もともとは親粒子の静止エネルギーだけだったのが、崩壊後は2つの子粒子のエネルギーになる。子粒子は運動するので、エネルギーの一部は運動エネルギーに転化される。仮に$M=m_1+m_2$であれば、崩壊後も全エネルギーは質量によって担われることになるので、運動量はゼロ、つまり単に元の粒子が2つに割れて、その場で静止している状況となっている。つまり、分裂して飛び散るような状況には対応していない。一般には、崩壊した粒子はエネルギーの一部を運動エネルギーとして持ち去るため、質量は保存されない:$M > m_1+m_2$。当然、$M\lt m_1+m_2$ となるような崩壊を起こすにはエネルギーが足りず、禁止されている(何らかのエネルギー注入があれば可能)。また、$E_1$ と $E_2$ を比べると、より重い子粒子の方が多くのエネルギーを持ち去ることも分かる。ここから分かる大事な帰結として、*特殊相対論ではエネルギーは保存しても質量は保存する保証がない* ことが挙げられる。質量もエネルギーの一種であると認めた瞬間に、もともとは質量エネルギーだったものが、別の形のエネルギー(今は運動エネルギー)に形を変えても何ら不思議でないのだ。
</details>
### 8.4.2 2粒子の散乱問題
<details>
粒子の崩壊と並んで重要なのが散乱問題である。これは、ビリヤードを思い浮かべてもらえばよい。Newton 力学でもビリアードに類似した問題を扱ってきたと思うが、相対論的効果が重要となるのが加速器実験である。陽子や電子などを光速度近くまで加速させて衝突させ、どのような反応が起きるかを見ることで、素粒子物理学の基礎的な知見を深めることを狙いとしたものだ。また、人工的な設定を考えずとも、天体物理学を考える上でも高エネルギー天体現象(超新星爆発、ガンマ線バーストetc.)から生み出される高い速度を持った粒子の運動や反応、また今も絶えず地球に降り注ぐ高エネルギー宇宙線の物理を理解する上でも相対論的効果が重要となる。

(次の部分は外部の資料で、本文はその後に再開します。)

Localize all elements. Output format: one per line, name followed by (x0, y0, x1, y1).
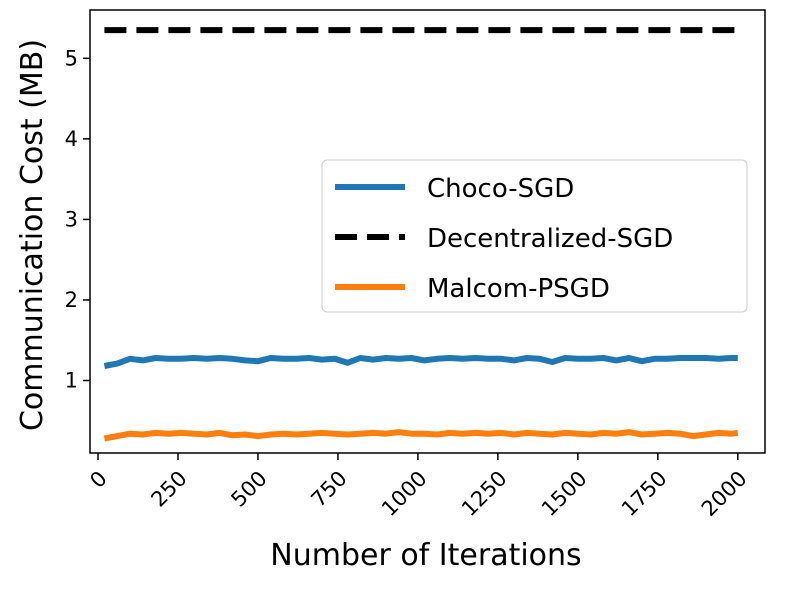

ここではまず一般論として、質量 $m_1$ と $m_2$ を持った粒子が運動量 $\mathcal{P}_1$, $\mathcal{P}_2$ で入射し、散乱を経て質量 $m_3$, $m_4$、運動量 $\mathcal{P}_3$, $\mathcal{P}_4$ となって出ていく状況を考えよう。また、4つの添字に対応したエネルギーを $E_1, E_2, E_3, E_4$ と書くことにしよう。質量殻条件は、 $a=1,2,3,4$ に対して
$$
E_a^2 = m_a^2c^4 + \mathcal{P}_a^2c^2,
$$
となる。ここで、運動量の大きさ(の二乗)を $\mathcal{P}_a^2 = \mathcal{P}_a^i\mathcal{P}_{ai}$ で表した。粒子に対して走る脚 $a$ と空間3成分に対して走る脚 $i$ の違いに気をつけよう。この反応には、これ以外に一切の粒子が参加せず、したがってエネルギーを持ち去る粒子はいないものと考えよう。エネルギー、運動量の保存はまとめて
$$
\begin{pmatrix}
(E_1+E_2)/c\\
\mathcal{P}_1^i + \mathcal{P}_2^i
\end{pmatrix}
=
\begin{pmatrix}
(E_3+E_4)/c\\
\mathcal{P}_3^i + \mathcal{P}_4^i
\end{pmatrix},
$$
と書ける。一般には、散乱過程を解くための条件はこれで尽くされている。何を既知の量とし、何について解くかはさまざまな選び方が可能であるが、一般に簡潔な形で綺麗に書き下すことは難しい。そこで、以下ではいくつかの簡単な場合に絞って考察を深めていこう。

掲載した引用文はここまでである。